[-empyre-] The archive
Cynthia Beth Rubin
cbr at cbrubin.net
Mon Oct 4 14:14:04 EST 2010
Melinda and all:
In my previous post I used the term "fake" to describe recreated elements in the documentation of an inter-active work. I was referring to compensating for poor documentation which is the result of the quality of video recordings.
In a very few years we will have video cameras which easily capture intense color in dim light, which simulate the instant adjustment that our eyes make as we shift our focus from one kind of light to another. We will have sound recorders that can replicate the complexity of stereo sound bouncing against walls and back again and mixing subtlety in the space (of course by then stereo will be distant memory). We will have 3D cameras which capture the spatial relationship of audience to installation, or performer to projection (if those distinctions exist then).
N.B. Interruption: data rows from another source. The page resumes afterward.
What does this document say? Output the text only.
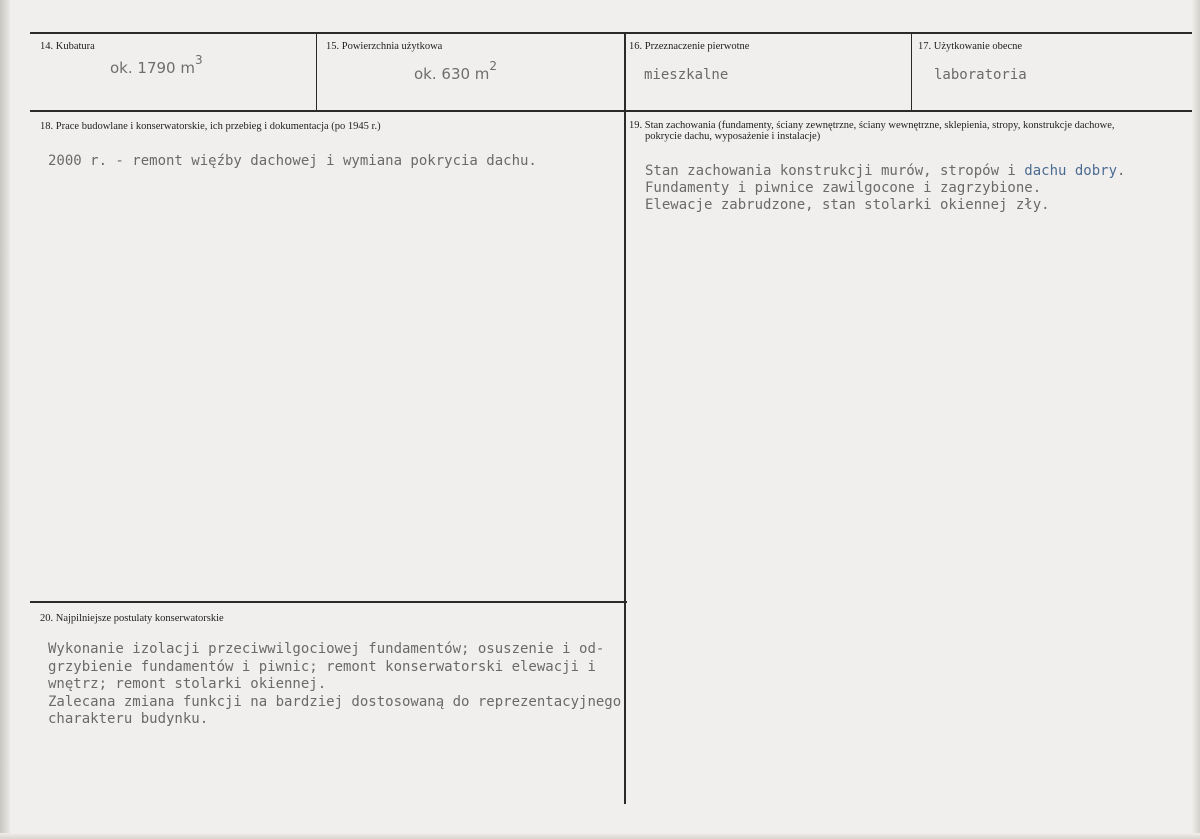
14. Kubatura
ok. 1790 $m^3$
15. Powierzchnia użytkowa
ok. 630 $m^2$
16. Przeznaczenie pierwotne
mieszkalne
17. Użytkowanie obecne
laboratoria
18. Prace budowlane i konserwatorskie, ich przebieg i dokumentacja (po 1945 r.)
2000 r. - remont więźby dachowej i wymiana pokrycia dachu.
19. Stan zachowania (fundamenty, ściany zewnętrzne, ściany wewnętrzne, sklepienia, stropy, konstrukcje dachowe,
pokrycie dachu, wyposażenie i instalacje)
Stan zachowania konstrukcji murów, stropów i dachu dobry.
Fundamenty i piwnice zawilgocone i zagrzybione.
Elewacje zabrudzone, stan stolarki okiennej zły.
20. Najpilniejsze postulaty konserwatorskie
Wykonanie izolacji przeciwwilgociowej fundamentów; osuszenie i od-
grzybienie fundamentów i piwnic; remont konserwatorski elewacji i
wnętrz; remont stolarki okiennej.
Zalecana zmiana funkcji na bardziej dostosowaną do reprezentacyjnego
charakteru budynku.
Are distortions which are the result of the technological limitations of our time acceptable as the standard of documentation? Is there something more pure about misrepresentation by machine?
best wishes,
Cynthia B Rubin
http://CBRubin.net
On Oct 3, 2010, at 2:20 PM, Melinda Rackham wrote:
>
> Faking documentation is an art in itself - quiet acceptable when presented as practice, but it gets slippery when, for example, one is assessing a PhD, and the process documentation has obviously been constructed to prove a point after the fact.